At school, a female employee was bending over to log a student onto a computer, according to the documents.

Walczak stood in the doorway and said, “I get to see the better side of Miss … I don’t mind looking at that,” according to the documents.

One teacher reported that Walczak asked if she was “with” someone.

Another teacher asked for a reference to teach summer school in Madison, and Walczak responded, “What is a good reference worth to you?” according to the documents.

A male employee told officials he was going over student data with Walczak when Walczak interrupted, looked out the window and commented on a parent’s buttocks. Walczak then said, “Did you see her boobs?”

“You just wouldn’t’ believe what he was saying,” the employee told school officials. “It was like the mentality of a frat house.”

Walczak once reportedly commented on an employee’s bare midriff unknowingly showing during a meeting. He also was accused of asking an employee whether he saw another employee in her swimsuit while at a hotel for a conference.

Inappropriate behavior

Walczak went to a conference in Green Bay in October 2009 with three other Jackson employees.

During the conference’s first session, an employee said Walczak was texting or playing video games on his cell phone.

The employee said Walczak and his staff skipped the second session and got alcoholic drinks at a bar. They later had more drinks and dinner.

While walking by a Green Bay strip club, the employee said Walczak noticed a sign that stated it was amateur night.

Walczak made a comment to his employees about them going into the strip club to dance, according to the documents.

On the second day of the conference, Walczak reportedly slept on a couch in a hotel lounge and missed the first session because he had a hangover.

In social situations, Walczak commented about how he is a perfect example of how incompetent people get promoted. He told employees he never finished his dissertation, even though he went by the title of doctor.

After parent-teacher conferences in October, Walczak bought beers and shots for his teachers at a Janesville bar.

He played the song “Crazy Bitch” on the jukebox and sang the words out loud. The song has profanity-laced lyrics about sex.

Fear of retaliation

Some teachers told school officials that Walczak didn’t visit their classrooms or offer support when they had difficult students or tough projects.

They said Walczak often didn’t follow through with promises and didn’t return e-mails when asked questions.

They said Walczak often spoke negatively of other employees at school, and they felt bullied and feared retaliation if they spoke out.

“If I would have said something, I would have lost my job, or my year would have been hell,” one employee said.

Some teachers said they avoided Walczak in the hallway and didn’t want to talk to him if it wasn’t necessary. They told school officials they were relieved when he wasn’t there.

One employee said Walczak had no leadership, vision or direction. The employee said the staff was angry and deflated.

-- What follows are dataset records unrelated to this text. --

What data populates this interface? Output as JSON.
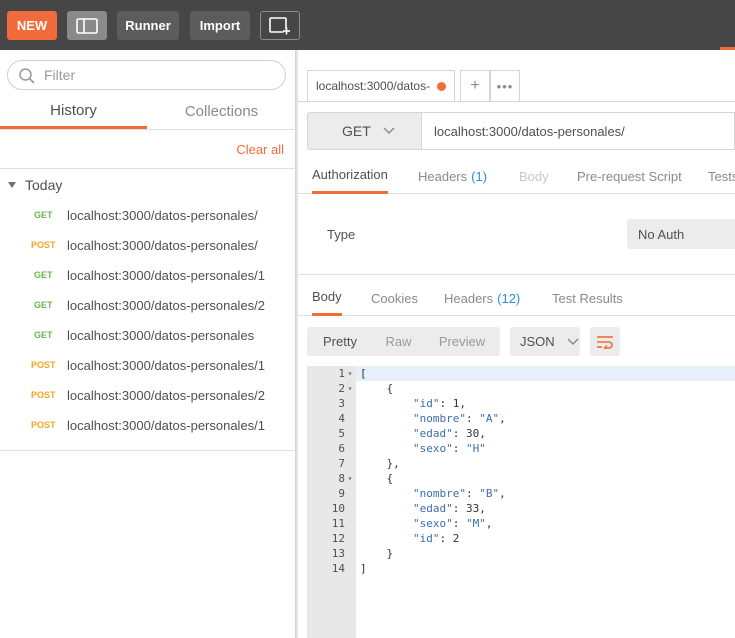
{
  "toolbar": {
    "new_label": "NEW",
    "runner_label": "Runner",
    "import_label": "Import",
    "accent_color": "#f26b3a"
  },
  "sidebar": {
    "filter_placeholder": "Filter",
    "tabs": [
      {
        "label": "History",
        "active": true
      },
      {
        "label": "Collections",
        "active": false
      }
    ],
    "clear_all": "Clear all",
    "group": "Today",
    "history": [
      {
        "method": "GET",
        "url": "localhost:3000/datos-personales/"
      },
      {
        "method": "POST",
        "url": "localhost:3000/datos-personales/"
      },
      {
        "method": "GET",
        "url": "localhost:3000/datos-personales/1"
      },
      {
        "method": "GET",
        "url": "localhost:3000/datos-personales/2"
      },
      {
        "method": "GET",
        "url": "localhost:3000/datos-personales"
      },
      {
        "method": "POST",
        "url": "localhost:3000/datos-personales/1"
      },
      {
        "method": "POST",
        "url": "localhost:3000/datos-personales/2"
      },
      {
        "method": "POST",
        "url": "localhost:3000/datos-personales/1"
      }
    ]
  },
  "request": {
    "tab_title": "localhost:3000/datos-",
    "tab_plus": "+",
    "tab_more": "•••",
    "method": "GET",
    "url": "localhost:3000/datos-personales/",
    "tabs": {
      "authorization": "Authorization",
      "headers": "Headers",
      "headers_count": "(1)",
      "body": "Body",
      "prerequest": "Pre-request Script",
      "tests": "Tests"
    },
    "auth_type_label": "Type",
    "auth_type_value": "No Auth"
  },
  "response": {
    "tabs": {
      "body": "Body",
      "cookies": "Cookies",
      "headers": "Headers",
      "headers_count": "(12)",
      "test_results": "Test Results"
    },
    "view_modes": [
      "Pretty",
      "Raw",
      "Preview"
    ],
    "format": "JSON",
    "lines": [
      "[",
      "    {",
      "        \"id\": 1,",
      "        \"nombre\": \"A\",",
      "        \"edad\": 30,",
      "        \"sexo\": \"H\"",
      "    },",
      "    {",
      "        \"nombre\": \"B\",",
      "        \"edad\": 33,",
      "        \"sexo\": \"M\",",
      "        \"id\": 2",
      "    }",
      "]"
    ],
    "fold_lines": [
      1,
      2,
      8
    ]
  }
}
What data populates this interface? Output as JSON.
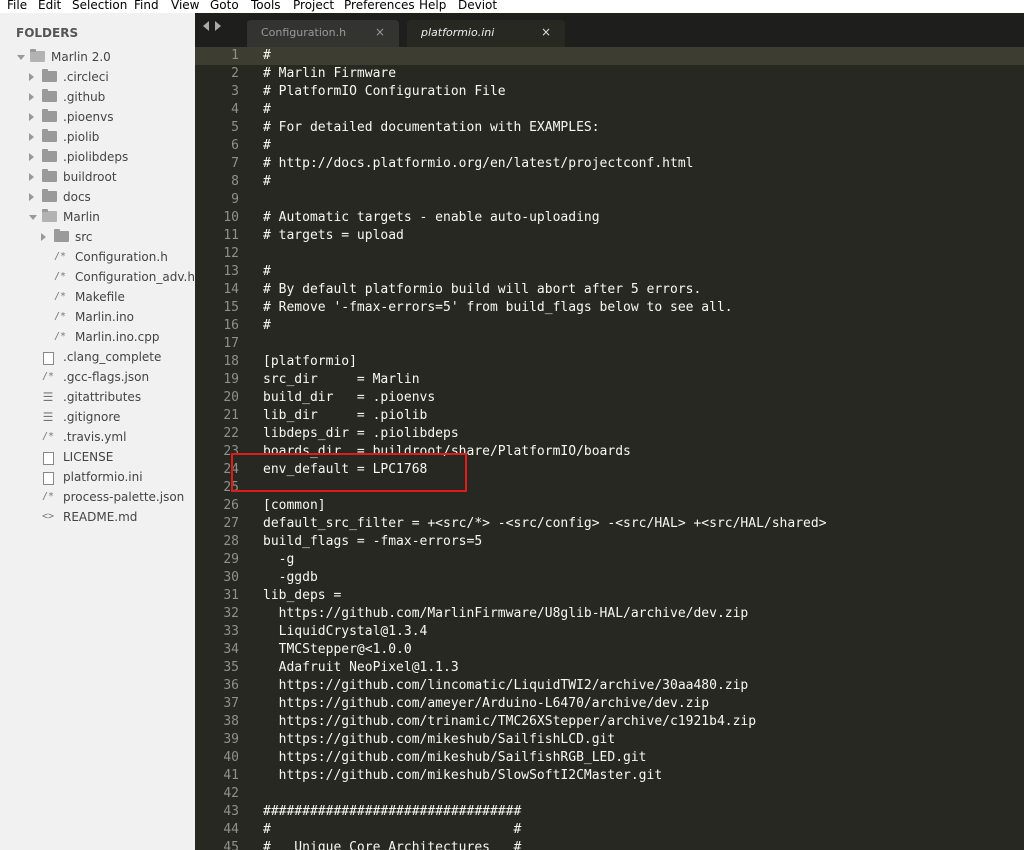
{
  "menu": [
    "File",
    "Edit",
    "Selection",
    "Find",
    "View",
    "Goto",
    "Tools",
    "Project",
    "Preferences",
    "Help",
    "Deviot"
  ],
  "sidebar": {
    "header": "FOLDERS",
    "tree": [
      {
        "label": "Marlin 2.0",
        "icon": "folder-open-icon"
      },
      {
        "label": ".circleci",
        "icon": "folder-icon"
      },
      {
        "label": ".github",
        "icon": "folder-icon"
      },
      {
        "label": ".pioenvs",
        "icon": "folder-icon"
      },
      {
        "label": ".piolib",
        "icon": "folder-icon"
      },
      {
        "label": ".piolibdeps",
        "icon": "folder-icon"
      },
      {
        "label": "buildroot",
        "icon": "folder-icon"
      },
      {
        "label": "docs",
        "icon": "folder-icon"
      },
      {
        "label": "Marlin",
        "icon": "folder-open-icon"
      },
      {
        "label": "src",
        "icon": "folder-icon"
      },
      {
        "label": "Configuration.h",
        "icon": "c-comment-file-icon",
        "glyph": "/*"
      },
      {
        "label": "Configuration_adv.h",
        "icon": "c-comment-file-icon",
        "glyph": "/*"
      },
      {
        "label": "Makefile",
        "icon": "c-comment-file-icon",
        "glyph": "/*"
      },
      {
        "label": "Marlin.ino",
        "icon": "c-comment-file-icon",
        "glyph": "/*"
      },
      {
        "label": "Marlin.ino.cpp",
        "icon": "c-comment-file-icon",
        "glyph": "/*"
      },
      {
        "label": ".clang_complete",
        "icon": "document-file-icon"
      },
      {
        "label": ".gcc-flags.json",
        "icon": "c-comment-file-icon",
        "glyph": "/*"
      },
      {
        "label": ".gitattributes",
        "icon": "lines-file-icon",
        "glyph": "☰"
      },
      {
        "label": ".gitignore",
        "icon": "lines-file-icon",
        "glyph": "☰"
      },
      {
        "label": ".travis.yml",
        "icon": "c-comment-file-icon",
        "glyph": "/*"
      },
      {
        "label": "LICENSE",
        "icon": "document-file-icon"
      },
      {
        "label": "platformio.ini",
        "icon": "document-file-icon"
      },
      {
        "label": "process-palette.json",
        "icon": "c-comment-file-icon",
        "glyph": "/*"
      },
      {
        "label": "README.md",
        "icon": "markup-file-icon",
        "glyph": "<>"
      }
    ]
  },
  "tabs": [
    {
      "label": "Configuration.h",
      "close": "×"
    },
    {
      "label": "platformio.ini",
      "close": "×"
    }
  ],
  "editor": {
    "lines": [
      "#",
      "# Marlin Firmware",
      "# PlatformIO Configuration File",
      "#",
      "# For detailed documentation with EXAMPLES:",
      "#",
      "# http://docs.platformio.org/en/latest/projectconf.html",
      "#",
      "",
      "# Automatic targets - enable auto-uploading",
      "# targets = upload",
      "",
      "#",
      "# By default platformio build will abort after 5 errors.",
      "# Remove '-fmax-errors=5' from build_flags below to see all.",
      "#",
      "",
      "[platformio]",
      "src_dir     = Marlin",
      "build_dir   = .pioenvs",
      "lib_dir     = .piolib",
      "libdeps_dir = .piolibdeps",
      "boards_dir  = buildroot/share/PlatformIO/boards",
      "env_default = LPC1768",
      "",
      "[common]",
      "default_src_filter = +<src/*> -<src/config> -<src/HAL> +<src/HAL/shared>",
      "build_flags = -fmax-errors=5",
      "  -g",
      "  -ggdb",
      "lib_deps =",
      "  https://github.com/MarlinFirmware/U8glib-HAL/archive/dev.zip",
      "  LiquidCrystal@1.3.4",
      "  TMCStepper@<1.0.0",
      "  Adafruit NeoPixel@1.1.3",
      "  https://github.com/lincomatic/LiquidTWI2/archive/30aa480.zip",
      "  https://github.com/ameyer/Arduino-L6470/archive/dev.zip",
      "  https://github.com/trinamic/TMC26XStepper/archive/c1921b4.zip",
      "  https://github.com/mikeshub/SailfishLCD.git",
      "  https://github.com/mikeshub/SailfishRGB_LED.git",
      "  https://github.com/mikeshub/SlowSoftI2CMaster.git",
      "",
      "#################################",
      "#                               #",
      "#   Unique Core Architectures   #"
    ]
  },
  "colors": {
    "editor_bg": "#272822",
    "text": "#f8f8f2",
    "gutter_text": "#90908a",
    "sidebar_bg": "#f1f1f1",
    "annotation": "#e01b1b"
  }
}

Another employee told officials Walczak bullied, intimidated and harassed teachers.

A few staff members said they liked Walczak and thought he worked hard for his teachers and students. They said he was a good principal and his problems were because of disgruntled employees.

History of problems

Walczak, who made $97,726 last year, was assistant principal at Janesville’s Edison Middle School from 2000 to 2008. He was promoted to principal at Jackson in August 2008.

While at Edison, Walczak was investigated after a woman complained that he made inappropriate sexual comments during a staff meeting, according to the documents.

The district was unable to prove the claim, but Walczak was warned, according to the documents. The woman then filed a complaint with the Wisconsin Department of Workforce Development Equal Rights Division.

The district spent up to “thousands” of dollars defending Walczak, and the claim was eventually dropped, according to the documents.

Walczak also had been warned about his behavior three times by his supervisor. Co-workers also told Walczak to change his behavior because he was offending others.

“It is clear to me that Mr. Walczak knows what unprofessional and inappropriate conduct is, but he continues to promote it,” Angel Tullar, manger of employee relations, wrote in the district’s investigative report.